Rétrospective du 24e colloque sur la responsabilité civile
Dernières décisions de justice et risques environnementaux se chiffrant en milliards: le 24e colloque sur la responsabilité civile a mis en évidence le dynamisme des affaires de responsabilité civile et leur complexité à l’échelle internationale, qu’il s’agisse des effets sociaux de l’inflation aux États-Unis ou de la pollution par les PFAS à notre porte. En cette année anniversaire de l’ASA, le colloque a même enregistré un nouveau record de participation: près de 100 invités ont profité de ce «Get2Gether» des assureurs responsabilité civile pour échanger activement sur des problématiques essentielles pour la branche.
Lorenzo Natale, directeur Technical portfolio management chez Generali, a ouvert le colloque devant une salle comble par une rétrospective de l’année des assureurs responsabilité civile. Le président de la commission Responsabilité civile de l’ASA a présenté les dispositions transitoires de la LCA (ATF 4A_189/2024) ainsi que la nouvelle édition de la brochure «Emerging Risks», dont la publication est prévue pour l’été 2025 (édition actuelle révisée en 2024). Dorénavant, les assureurs responsabilité civile devront aussi composer avec les risques liés notamment à l’économie circulaire, aux microplastiques, à l’inflation sociale, aux logiciels addictifs et aux médias sociaux, mais aussi à l’intelligence artificielle.
Rétrospective de l'année des assureurs responsabilité civile: Lorenzo Natale, président de la Commission Responsabilité civile de l'ASA.
Risques en lien avec les États-Unis ainsi que planification et construction en alliances de projet
Maurizio Caré, manager Liability au sein d’AIG, a abordé les risques venus des États-Unis, citant à titre d’exemples l’inflation sociale et les sociétés de financement de procès. L’inflation sociale se réfère à l’augmentation des demandes de dommages-intérêts et des litiges en responsabilité qui excède ce qui peut s’expliquer par des facteurs économiques tels que les salaires ou les prix.
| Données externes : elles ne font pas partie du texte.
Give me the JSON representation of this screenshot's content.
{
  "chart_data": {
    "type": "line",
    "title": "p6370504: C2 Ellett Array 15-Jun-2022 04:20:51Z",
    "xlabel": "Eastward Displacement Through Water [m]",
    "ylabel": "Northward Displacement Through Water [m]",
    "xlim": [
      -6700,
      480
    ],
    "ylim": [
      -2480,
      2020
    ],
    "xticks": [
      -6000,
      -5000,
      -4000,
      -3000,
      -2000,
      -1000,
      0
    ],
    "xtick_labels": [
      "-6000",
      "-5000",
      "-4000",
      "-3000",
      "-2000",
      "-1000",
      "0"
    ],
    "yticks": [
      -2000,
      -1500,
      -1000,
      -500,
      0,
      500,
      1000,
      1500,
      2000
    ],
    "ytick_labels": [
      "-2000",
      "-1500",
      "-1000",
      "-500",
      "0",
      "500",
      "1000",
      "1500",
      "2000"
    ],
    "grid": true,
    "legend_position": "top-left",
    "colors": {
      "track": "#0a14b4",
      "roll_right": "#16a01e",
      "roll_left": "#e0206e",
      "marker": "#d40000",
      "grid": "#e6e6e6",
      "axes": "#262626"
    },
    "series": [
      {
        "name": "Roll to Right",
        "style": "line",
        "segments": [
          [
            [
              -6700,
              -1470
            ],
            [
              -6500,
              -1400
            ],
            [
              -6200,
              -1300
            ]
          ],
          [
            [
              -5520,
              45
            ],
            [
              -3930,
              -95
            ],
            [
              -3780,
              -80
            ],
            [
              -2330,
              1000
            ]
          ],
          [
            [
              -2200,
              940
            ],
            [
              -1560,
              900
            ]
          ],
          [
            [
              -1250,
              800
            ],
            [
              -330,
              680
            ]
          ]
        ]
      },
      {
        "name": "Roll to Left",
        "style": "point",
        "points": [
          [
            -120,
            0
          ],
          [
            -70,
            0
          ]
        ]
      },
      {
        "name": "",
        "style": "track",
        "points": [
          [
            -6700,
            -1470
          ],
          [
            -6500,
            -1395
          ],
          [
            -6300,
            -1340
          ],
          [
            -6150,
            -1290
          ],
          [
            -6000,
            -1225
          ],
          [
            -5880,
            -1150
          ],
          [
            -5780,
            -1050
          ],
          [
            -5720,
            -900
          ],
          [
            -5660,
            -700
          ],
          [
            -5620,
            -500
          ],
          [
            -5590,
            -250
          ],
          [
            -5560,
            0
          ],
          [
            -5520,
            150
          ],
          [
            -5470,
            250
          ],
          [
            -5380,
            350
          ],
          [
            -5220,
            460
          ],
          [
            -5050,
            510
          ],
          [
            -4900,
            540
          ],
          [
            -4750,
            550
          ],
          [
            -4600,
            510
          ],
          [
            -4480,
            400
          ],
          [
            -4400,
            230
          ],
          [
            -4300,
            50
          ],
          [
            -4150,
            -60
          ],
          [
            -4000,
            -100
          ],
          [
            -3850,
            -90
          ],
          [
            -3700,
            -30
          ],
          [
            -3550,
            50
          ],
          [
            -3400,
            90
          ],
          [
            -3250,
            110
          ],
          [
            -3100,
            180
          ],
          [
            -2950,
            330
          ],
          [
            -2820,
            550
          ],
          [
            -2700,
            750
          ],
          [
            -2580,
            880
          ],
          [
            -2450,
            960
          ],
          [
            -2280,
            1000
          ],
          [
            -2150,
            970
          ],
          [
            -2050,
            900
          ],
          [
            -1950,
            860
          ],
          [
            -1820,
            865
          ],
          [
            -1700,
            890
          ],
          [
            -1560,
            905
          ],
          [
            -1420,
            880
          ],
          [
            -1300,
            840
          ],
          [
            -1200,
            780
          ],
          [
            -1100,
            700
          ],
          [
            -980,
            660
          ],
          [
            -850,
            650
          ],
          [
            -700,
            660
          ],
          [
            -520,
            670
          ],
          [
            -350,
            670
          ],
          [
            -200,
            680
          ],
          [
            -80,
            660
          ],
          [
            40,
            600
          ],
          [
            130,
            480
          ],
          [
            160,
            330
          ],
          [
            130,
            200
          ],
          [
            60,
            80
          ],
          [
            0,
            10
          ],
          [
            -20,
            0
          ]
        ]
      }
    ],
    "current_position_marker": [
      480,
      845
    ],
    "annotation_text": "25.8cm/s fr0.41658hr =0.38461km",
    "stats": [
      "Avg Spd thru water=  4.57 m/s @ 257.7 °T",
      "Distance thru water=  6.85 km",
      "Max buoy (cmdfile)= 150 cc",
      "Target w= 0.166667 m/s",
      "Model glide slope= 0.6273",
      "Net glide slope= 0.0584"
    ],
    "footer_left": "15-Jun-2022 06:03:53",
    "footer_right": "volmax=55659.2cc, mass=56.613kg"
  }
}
D’après lui, les principales causes relèvent avant tout du syndrome deep pocket (en français, «poches profondes»; possibilité de ponctionner les entreprises riches, ceci en toute bonne conscience), des verdicts dits «nucléaires» (octroi par un jury guidé par ses émotions de dommages-intérêts inconsidérément élevés) ou de la publicité massive faite par les avocats des plaidants aux États-Unis.
Une audience attentive: avec près de 100 participants, la conférence a enregistré un nouveau record de fréquentation en cette année anniversaire de la SVV.
Heinz Ehrbar a ensuite présenté le concept de «Planification et construction en alliances de projet»: une approche innovante pour les grands projets de construction qui vise l’harmonisation des intérêts de tous les partenaires et une répartition équitable des risques. Au lieu que chacun rejette la faute sur l’autre, c’est le principe de ce qui est meilleur pour le projet qui prévaut (en anglais, best for project). Les projets peuvent ainsi être menés à bien avec une efficacité accrue et, donc, à moindres coûts. Élaborée en collaboration avec la Société suisse des ingénieurs et des architectes SIA, la fiche technique 2065 vise à faciliter le recours à de telles alliances de projet, pratique encore relativement peu répandue en Suisse.
«Planifier et construire dans le cadre d'alliances de projet»: le principe «best for project» remplace les accusations traditionnelles.
PFAS: omniprésents et pourtant largement méconnus
«À vrai dire, je ne devrais pas être ici aujourd’hui pour parler des PFAS, car nous ne savons encore rien à leur sujet.» C’est par cette remarque que Christoph Mettler, du cabinet Advotech Advokaten, a commencé son exposé sur les PFAS, ces polluants éternels, qui relèvent des risques dits «émergents». Aux États-Unis, les litiges liés aux PFAS auraient déjà donné lieu à plusieurs accords transactionnels pour un montant total de 18 milliards de dollars environ. En Suisse, les mesures d’assainissement devraient également s’élever à plusieurs milliards. Le sujet le plus brûlant y est actuellement celui des mousses anti-incendie contenant du PFOS, une substance nocive. Citons l’interdiction de l’eau potable dans les environs de l’EuroAirport de Bâle comme cas récent.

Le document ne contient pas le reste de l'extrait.